Moreover, it is interesting that one and the same contradiction essentially appears in two different forms, depending on whether one speaks of the relationship between law and morality or the relationship between the state and law. In the former case, when the independence of law was affirmed with respect to morality, law is merged with the state because of the increased emphasis upon the element of external authoritative coercion. In the latter case, when law is contrasted with the state, the element of obligation (in the sense of the German gelten, not müssen) – actual domination – inevitably appears on the scene, and we have before us, so to speak, a united front of morality and law.
Here, as always, the contradiction of the system reflects the contradiction of real life, i.e. that social environment which created within itself the forms of morality and law. The contradiction between the individual and the social, between the part and the whole can never be reconciled by the bourgeois philosophy of law. This contradiction constitutes the conscious basis of bourgeois society as a society of commodity producers. This is embodied in the real relationships of human subjects who can regard their own private struggles as social struggles only in the incongruous and mystifying form of the value of commodities.
51. I. Kant, Kritik der practischen Vernunft (1914), German edition, p.96.

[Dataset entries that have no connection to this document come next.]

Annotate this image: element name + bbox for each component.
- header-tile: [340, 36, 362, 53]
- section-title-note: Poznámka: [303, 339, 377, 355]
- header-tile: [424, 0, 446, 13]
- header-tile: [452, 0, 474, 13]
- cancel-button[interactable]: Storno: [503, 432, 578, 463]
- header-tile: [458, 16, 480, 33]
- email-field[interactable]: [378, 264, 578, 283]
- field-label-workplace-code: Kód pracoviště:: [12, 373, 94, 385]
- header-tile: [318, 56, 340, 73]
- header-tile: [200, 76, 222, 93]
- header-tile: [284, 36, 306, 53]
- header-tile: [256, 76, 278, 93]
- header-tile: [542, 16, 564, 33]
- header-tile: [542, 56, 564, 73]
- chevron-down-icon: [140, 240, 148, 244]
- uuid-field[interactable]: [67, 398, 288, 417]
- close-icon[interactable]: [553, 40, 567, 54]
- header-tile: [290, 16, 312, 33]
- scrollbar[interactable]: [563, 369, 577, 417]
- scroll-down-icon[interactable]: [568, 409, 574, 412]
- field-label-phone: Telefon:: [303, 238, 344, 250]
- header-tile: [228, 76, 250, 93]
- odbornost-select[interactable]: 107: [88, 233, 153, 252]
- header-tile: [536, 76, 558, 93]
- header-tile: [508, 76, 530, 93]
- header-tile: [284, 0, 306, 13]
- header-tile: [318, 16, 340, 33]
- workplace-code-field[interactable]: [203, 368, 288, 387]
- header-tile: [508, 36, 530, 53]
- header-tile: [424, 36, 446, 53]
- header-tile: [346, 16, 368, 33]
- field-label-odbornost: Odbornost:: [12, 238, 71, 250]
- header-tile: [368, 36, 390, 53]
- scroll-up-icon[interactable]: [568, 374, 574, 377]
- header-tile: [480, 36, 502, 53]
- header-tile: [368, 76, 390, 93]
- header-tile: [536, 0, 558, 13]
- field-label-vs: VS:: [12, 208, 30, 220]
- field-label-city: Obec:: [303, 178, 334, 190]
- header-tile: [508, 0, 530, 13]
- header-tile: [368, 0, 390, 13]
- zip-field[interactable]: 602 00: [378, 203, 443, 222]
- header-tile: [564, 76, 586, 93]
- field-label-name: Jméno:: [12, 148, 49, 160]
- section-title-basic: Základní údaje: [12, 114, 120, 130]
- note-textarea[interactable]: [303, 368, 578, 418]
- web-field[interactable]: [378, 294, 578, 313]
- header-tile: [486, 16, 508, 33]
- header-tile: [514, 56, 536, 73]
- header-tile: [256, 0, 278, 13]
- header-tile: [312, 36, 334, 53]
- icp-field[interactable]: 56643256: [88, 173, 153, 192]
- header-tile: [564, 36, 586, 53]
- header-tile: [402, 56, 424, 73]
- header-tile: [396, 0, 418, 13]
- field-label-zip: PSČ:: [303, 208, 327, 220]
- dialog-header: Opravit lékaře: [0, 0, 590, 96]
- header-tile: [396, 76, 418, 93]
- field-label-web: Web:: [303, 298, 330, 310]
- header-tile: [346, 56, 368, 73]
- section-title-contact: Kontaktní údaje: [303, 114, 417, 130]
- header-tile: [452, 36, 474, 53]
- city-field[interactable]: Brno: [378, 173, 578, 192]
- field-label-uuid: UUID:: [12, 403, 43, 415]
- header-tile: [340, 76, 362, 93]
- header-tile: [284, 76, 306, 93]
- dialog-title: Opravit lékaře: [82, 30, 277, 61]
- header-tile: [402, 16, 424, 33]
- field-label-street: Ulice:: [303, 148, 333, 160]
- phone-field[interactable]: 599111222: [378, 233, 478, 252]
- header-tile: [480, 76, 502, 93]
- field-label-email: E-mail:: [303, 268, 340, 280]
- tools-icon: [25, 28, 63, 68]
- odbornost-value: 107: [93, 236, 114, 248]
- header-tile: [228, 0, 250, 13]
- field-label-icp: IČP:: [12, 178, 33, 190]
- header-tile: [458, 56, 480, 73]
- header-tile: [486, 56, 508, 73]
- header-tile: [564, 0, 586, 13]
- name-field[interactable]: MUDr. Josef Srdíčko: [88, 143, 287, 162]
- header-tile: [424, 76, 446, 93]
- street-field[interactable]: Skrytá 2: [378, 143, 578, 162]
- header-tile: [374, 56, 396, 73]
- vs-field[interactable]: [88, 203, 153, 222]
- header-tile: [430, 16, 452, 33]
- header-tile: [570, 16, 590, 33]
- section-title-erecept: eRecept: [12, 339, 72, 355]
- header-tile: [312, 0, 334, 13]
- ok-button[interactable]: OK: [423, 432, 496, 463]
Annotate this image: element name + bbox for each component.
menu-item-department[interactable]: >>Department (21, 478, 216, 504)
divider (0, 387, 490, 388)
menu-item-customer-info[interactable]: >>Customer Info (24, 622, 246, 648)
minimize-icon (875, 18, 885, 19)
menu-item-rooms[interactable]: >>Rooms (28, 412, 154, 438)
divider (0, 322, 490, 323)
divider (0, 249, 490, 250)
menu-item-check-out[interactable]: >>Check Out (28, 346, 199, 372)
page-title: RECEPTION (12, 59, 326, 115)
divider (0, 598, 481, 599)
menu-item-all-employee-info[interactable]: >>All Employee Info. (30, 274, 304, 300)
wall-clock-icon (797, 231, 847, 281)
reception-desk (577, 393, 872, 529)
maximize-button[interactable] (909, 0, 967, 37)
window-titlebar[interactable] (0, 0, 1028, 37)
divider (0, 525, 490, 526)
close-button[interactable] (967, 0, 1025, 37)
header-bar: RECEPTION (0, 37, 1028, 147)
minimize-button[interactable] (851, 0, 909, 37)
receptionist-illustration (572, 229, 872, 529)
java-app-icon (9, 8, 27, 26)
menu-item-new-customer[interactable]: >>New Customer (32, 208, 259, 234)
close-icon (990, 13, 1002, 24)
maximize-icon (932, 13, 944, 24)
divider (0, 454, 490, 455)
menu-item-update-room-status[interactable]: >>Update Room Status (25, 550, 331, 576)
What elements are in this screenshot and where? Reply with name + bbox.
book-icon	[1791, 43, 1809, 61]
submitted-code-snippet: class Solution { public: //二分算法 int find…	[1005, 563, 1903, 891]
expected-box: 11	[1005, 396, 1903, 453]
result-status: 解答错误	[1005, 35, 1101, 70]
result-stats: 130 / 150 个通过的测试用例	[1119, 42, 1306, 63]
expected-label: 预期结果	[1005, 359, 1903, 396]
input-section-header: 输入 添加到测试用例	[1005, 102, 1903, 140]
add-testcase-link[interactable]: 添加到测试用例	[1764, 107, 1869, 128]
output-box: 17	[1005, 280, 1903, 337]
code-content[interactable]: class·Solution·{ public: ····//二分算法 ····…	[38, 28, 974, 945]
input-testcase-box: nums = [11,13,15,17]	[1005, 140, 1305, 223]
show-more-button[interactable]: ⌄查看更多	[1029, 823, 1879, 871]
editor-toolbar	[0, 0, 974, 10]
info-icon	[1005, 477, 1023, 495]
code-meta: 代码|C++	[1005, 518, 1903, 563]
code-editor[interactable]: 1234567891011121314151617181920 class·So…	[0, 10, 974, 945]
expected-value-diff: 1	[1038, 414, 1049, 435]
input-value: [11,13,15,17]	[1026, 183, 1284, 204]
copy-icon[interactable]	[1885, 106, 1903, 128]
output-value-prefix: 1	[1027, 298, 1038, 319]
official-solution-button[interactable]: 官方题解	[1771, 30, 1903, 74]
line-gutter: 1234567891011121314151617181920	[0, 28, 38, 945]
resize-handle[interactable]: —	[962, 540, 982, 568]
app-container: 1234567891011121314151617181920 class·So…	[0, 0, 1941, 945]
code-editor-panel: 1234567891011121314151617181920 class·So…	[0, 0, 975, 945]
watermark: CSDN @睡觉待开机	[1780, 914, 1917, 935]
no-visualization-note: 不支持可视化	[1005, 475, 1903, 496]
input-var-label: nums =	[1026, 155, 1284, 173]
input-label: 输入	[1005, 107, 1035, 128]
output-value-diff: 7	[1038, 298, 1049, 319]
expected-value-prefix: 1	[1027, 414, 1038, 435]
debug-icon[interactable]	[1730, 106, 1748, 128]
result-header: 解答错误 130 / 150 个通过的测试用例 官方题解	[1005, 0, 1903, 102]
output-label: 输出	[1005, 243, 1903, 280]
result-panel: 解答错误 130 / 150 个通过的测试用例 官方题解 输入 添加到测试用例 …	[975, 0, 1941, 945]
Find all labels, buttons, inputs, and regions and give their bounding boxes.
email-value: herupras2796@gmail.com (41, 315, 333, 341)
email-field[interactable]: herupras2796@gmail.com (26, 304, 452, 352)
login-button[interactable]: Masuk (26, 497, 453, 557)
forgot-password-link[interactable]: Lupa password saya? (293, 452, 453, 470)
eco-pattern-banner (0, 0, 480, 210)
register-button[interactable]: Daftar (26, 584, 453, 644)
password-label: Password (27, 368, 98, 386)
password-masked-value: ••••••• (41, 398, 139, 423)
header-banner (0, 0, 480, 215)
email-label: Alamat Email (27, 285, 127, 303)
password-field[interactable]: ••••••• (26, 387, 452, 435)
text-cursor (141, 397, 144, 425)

52. It goes without saying that in a society torn by class struggle, classless ethics may exist only in the imagination, but by no means in practice. A worker, having decided to take part in a strike – despite those deprivations with which this participation is associated for him – may formulate this decision as a moral duty to subordinate his personal interests to the general interests. But it is dear that this concept of general interests may not also include the interests of the capitalist against whom the struggle is waged.